(PA41) Abstinence in Alcoholics Induces a Flare-up of Oxidative Stress: Effect of Potent Oral Antioxidant

Title ABSTINENCE IN ALCOHOLICS INDUCES A FLARE-UP OF OXIDATIVE STRESS:
EFFECT OF A POTENT ORAL ANTIOXIDANT
Author Marotta F, Tajiri H, Safran P, Rezakovic I, Id o G.
Publisher  International Symposium for Oxidative Stress, Redox Regulation and Signal Transduction, Clinical Implications
Organ
Category

ABSTINENCE IN ALCOHOLICS INDUCES A FLARE-UP OF OXIDATIVE STRESS:

EFFECT OF A POTENT ORAL ANTIOXIDANT

 

1Marotta F, 2Tajiri H, 3Safran P, 3Rezakovic I, 1Id o G.

1Hepato-Gastroenterology Dept., S. Giuseppe Hosp., Milano, Italy; 2Endoscopy Div., Natl. Cancer Cntr. East, Chiba, Japan; 3SFJO & Labs., Paris, France.

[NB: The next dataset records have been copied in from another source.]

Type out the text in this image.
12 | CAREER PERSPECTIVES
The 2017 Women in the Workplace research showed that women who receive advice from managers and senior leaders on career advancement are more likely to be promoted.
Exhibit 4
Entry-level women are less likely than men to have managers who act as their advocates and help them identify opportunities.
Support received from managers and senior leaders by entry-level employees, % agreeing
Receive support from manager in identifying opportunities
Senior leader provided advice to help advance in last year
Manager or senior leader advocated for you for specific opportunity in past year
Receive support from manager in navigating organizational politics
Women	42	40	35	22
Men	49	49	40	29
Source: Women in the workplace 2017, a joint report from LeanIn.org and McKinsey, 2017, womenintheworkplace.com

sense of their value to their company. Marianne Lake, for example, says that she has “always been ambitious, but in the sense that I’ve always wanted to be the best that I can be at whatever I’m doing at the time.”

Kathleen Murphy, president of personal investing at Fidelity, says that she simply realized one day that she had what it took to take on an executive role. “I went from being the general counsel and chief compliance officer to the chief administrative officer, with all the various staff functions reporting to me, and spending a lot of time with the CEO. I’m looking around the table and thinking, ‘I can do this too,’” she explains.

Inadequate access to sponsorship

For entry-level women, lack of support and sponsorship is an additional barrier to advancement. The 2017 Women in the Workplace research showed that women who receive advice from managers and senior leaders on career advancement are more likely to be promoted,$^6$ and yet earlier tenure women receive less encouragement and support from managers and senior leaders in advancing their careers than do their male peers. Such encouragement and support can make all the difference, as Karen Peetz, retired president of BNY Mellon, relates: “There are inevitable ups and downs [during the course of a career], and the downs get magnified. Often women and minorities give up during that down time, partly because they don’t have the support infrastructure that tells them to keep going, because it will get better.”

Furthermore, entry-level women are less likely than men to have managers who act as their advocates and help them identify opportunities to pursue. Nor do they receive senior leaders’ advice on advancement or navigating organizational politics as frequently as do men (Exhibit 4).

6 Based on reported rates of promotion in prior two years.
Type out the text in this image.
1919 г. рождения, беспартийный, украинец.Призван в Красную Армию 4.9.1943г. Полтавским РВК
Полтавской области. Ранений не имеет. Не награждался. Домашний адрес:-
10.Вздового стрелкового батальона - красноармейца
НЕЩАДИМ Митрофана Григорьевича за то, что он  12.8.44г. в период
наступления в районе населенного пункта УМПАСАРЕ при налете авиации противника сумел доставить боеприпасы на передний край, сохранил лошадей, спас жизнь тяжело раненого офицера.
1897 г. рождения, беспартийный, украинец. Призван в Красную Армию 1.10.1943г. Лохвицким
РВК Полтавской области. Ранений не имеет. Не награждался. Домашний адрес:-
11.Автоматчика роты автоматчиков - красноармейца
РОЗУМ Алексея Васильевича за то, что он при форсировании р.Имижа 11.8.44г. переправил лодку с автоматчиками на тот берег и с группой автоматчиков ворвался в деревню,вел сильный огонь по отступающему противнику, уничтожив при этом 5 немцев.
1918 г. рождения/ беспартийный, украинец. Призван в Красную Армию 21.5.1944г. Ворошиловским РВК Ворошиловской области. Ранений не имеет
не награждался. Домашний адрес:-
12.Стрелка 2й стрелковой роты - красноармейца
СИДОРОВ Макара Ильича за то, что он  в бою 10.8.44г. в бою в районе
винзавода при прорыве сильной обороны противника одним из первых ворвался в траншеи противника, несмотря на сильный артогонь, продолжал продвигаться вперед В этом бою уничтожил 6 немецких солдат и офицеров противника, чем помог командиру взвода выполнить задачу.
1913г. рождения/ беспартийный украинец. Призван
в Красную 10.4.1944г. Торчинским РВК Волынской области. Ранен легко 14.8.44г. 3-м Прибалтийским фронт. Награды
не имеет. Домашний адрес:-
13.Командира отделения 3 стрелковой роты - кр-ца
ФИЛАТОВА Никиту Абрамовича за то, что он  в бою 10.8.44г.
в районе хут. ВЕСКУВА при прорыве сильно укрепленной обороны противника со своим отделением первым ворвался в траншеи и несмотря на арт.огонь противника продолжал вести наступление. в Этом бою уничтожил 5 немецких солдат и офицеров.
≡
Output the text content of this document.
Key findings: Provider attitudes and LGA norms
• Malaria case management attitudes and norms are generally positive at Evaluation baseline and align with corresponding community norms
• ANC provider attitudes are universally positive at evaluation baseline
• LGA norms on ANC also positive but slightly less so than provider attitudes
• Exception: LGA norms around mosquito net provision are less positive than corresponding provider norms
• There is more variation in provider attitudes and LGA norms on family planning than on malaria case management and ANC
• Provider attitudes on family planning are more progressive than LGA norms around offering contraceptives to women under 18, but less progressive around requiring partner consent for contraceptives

It has been shown that an increased metabolic activity of the microsomal ethanoloxidizing system may persist independently of the constant intake of alcohol. This phenomenon might perpetuate a pro-oxidative condition during abstinence. The aim of this study was to address the issue of oxidative phenomena occurring in the early recovery phase of alcohol withdrawal in alcoholics while testing a novel acid- and heat-resistant oral antioxidant. Forty-six alcoholics (>80g to <120g/day) and known dietary intake were allocated into 2 groups and given 9g/day for one week of either placebo or Bio-Normalizer which is obtained by bio fermentation of medicinal plants (Carica Papaya, Pennisetum purpureum, Sechium edule, Osato Research Foundation, Gifu, Japan). Patients complied with stopping alcohol on the day they entered the treatment. Daily blood sampling was obtained during one week for routine tests, alcohol level and to check plasma and erythrocyte (RBC) levels of MDA, SOD, glutathione peroxide (GPX) and hydroperoxide level. Groups were comparable as for baseline biochemical parameters and for antioxidant status (α-tocopherol, ascorbic acid, selenium, MDA, SOD, hydroperoxide, GPX, RBC-MDA, RBC-SOD and RBC GPX). Fifteen age- and gender-matched teetotaller subjects served as healthy controls. Bio-Normalizer supplementation prevented the early increase of plasma MDA observed in placebo group (p<0.0l) while enabling a near-to-normal level of plasma and erythrocyte MDA by the 4th day. As compared to placebo group, Bio-Normalizer also prevented the significant drop of GPX (p<0.05) and the transient decrease of plasma SOD (p<0.05) compared to entry baseline values. Despite alcohol withdrawal, plasma lipid hydroperoxide level remained significantly elevated in the placebo group (p<0.00l vs healthy controls) but this phenomenon was rapidly improved by Bio-Normalizer in a time-course fashion (p<0.0l). These data suggest that Bio-Normalizer is able to prevent the free radicals-mediated lipoperoxidative changes that occur soon after alcohol withdrawal and to fasten the recovery mechanisms, thing of potential clinical application.